L’arcivescovo cagliaritano, delegato dell’episcopato sardo per i problemi sociali e il lavoro, ha voluto un convegno pastorale laboratorio: problemi concreti sul tavolo e i giovani protagonisti. «Compito della Chiesa – dice il presule – è incontrare e accompagnare uomini e donne nella loro vita quotidiana. Per Papa Francesco amare le persone significa amarle dentro il loro cammino. Concretezza vuole anche il Concilio, quando chiede di presentare il Vangelo in modo adeguato al tempo in cui viviamo». E sottolinea: «I giovani combinano due aspetti: il primo è l’attesa futura, il secondo è il loro presente». Così mons. Baturi ha sintetizzato la condizione di ragazzi e ragazze, alle prese con i due elementi capaci di generare una scintilla, «come si insegna a scuola», ha ricordato l’Arcivescovo, «una potentissima immagine – ha evidenziato – di cosa sia la dignità dell’uomo, che deve desiderare un di più per sé e per i suoi cari, in termini di dignità, di qualità di vita, un di più, come è stato detto più volte, di senso, di scopo, di ragione per cui vivere e faticare».

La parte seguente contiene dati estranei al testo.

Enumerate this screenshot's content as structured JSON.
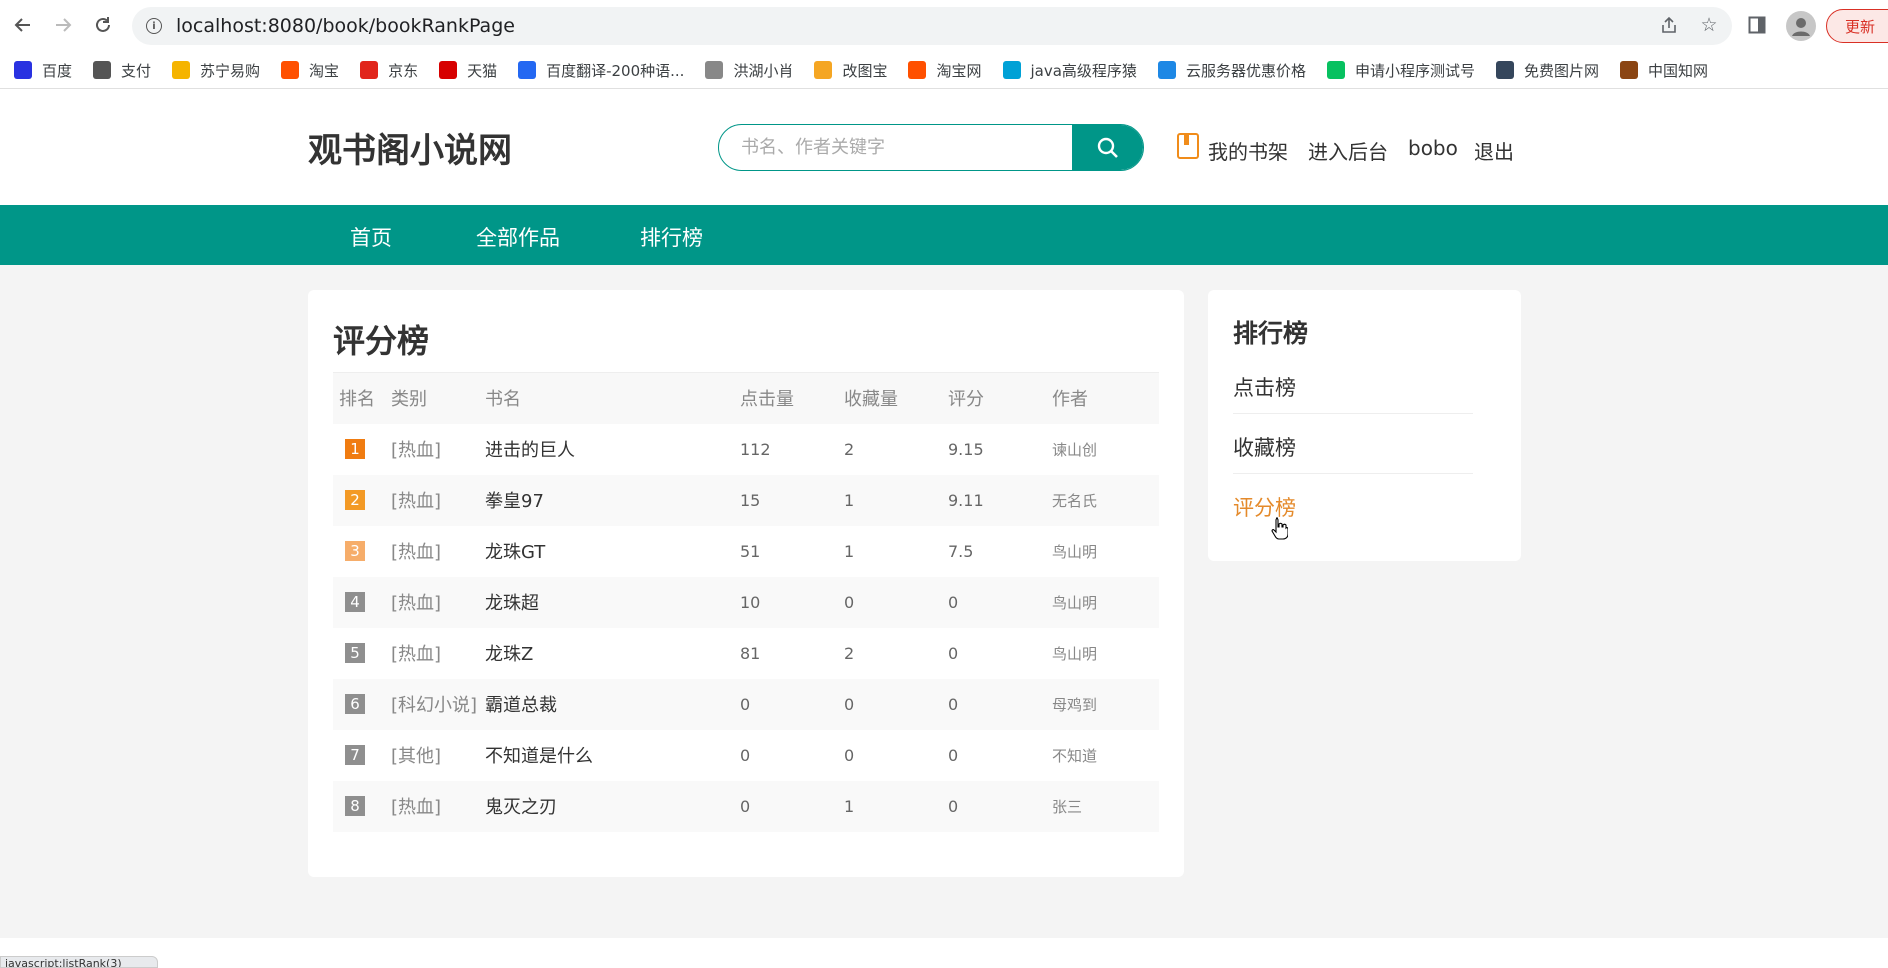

Letture moderne della realtà sarda sollecita, infine, alle istituzioni Daniela Falconi, presidente Anci Sardegna: «Quando in un paese una scuola chiude è una grave perdita sociale, culturale, educativa. Lo spopolamento – dice la sindaca di Fonni – richiede una nuova organizzazione scolastica, che nasce, come in altri campi, da processi legislativi rinnovati in grado di generare politiche adeguate al cambiamento d’epoca. Se vogliamo invertire la tendenza allo spopolamento delle zone interne sarebbe opportuno che le amministrazioni locali ricevessero i fondi in dotazione, lasciando libera scelta sulla destinazione, in modo da realizzare progetti effettivamente necessari alle nostre comunità».